Duvernoy, 74, who had been a customer of Cablevision's Optimum Voice phone service, and Kiehn, 44, who had been with Verizon, decided to get Vonage accounts in August with the $24.99-a-month unlimited plan. That includes calls to Ireland, where Duvernoy has a grandson.
But problems began soon after the phone equipment arrived via mail. "Before I even went to install it, I got an e-mail saying that they [Vonage] sent my equipment to somebody else and somebody else's equipment to me," Duvernoy said.
A customer service representative promised to fix the problem. But when Duvernoy called later, he said, no one he spoke with knew about the issue.
After numerous fruitless calls and e-mails, Duvernoy and Kiehn decided to return to their previous phone services.
That was easy for Duvernoy, because Cablevision hadn't yet transferred his phone number to Vonage. But in his daughter's case, Verizon already had transferred the number to Vonage.
Duvernoy said he called Verizon to switch Kiehn's phone number back. Unable to retrieve the number from Vonage, Verizon canceled two appointments to reinstate her service, Duvernoy said.
"Then they called back and said, 'We don't know when we're going to be able to do this. Vonage won't give us the number,' " Duvernoy recalled.
Maguire, whose job at Verizon includes overseeing phone number transfers to and from other companies, including Vonage, said the process is usually automated. But in this case, Verizon had to call Vonage to prod the company to release the number after receiving the customer's transfer request Aug. 21.

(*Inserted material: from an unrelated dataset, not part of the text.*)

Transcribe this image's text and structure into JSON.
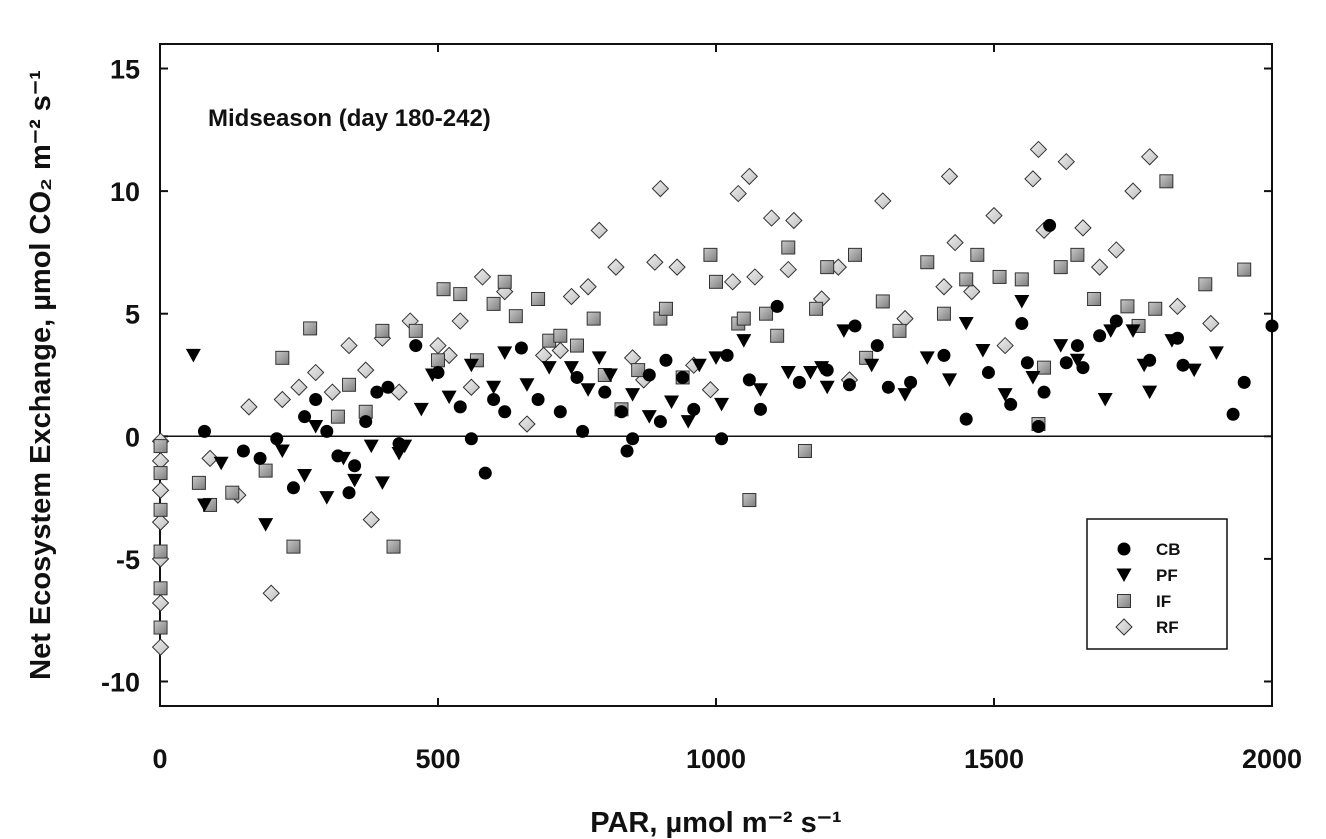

Meanwhile, Kiehn lacked landline service while awaiting the transfer.
Policastro said she doesn't have information on the transfer because a third-party company, Focal, handles the switches for Vonage. Policastro said Vonage is working to improve customer service. Focal did not return phone calls.
On Sept. 6, after failing to get his daughter's number back, Duvernoy canceled Vonage and switched her to Optimum Voice, with a new phone number.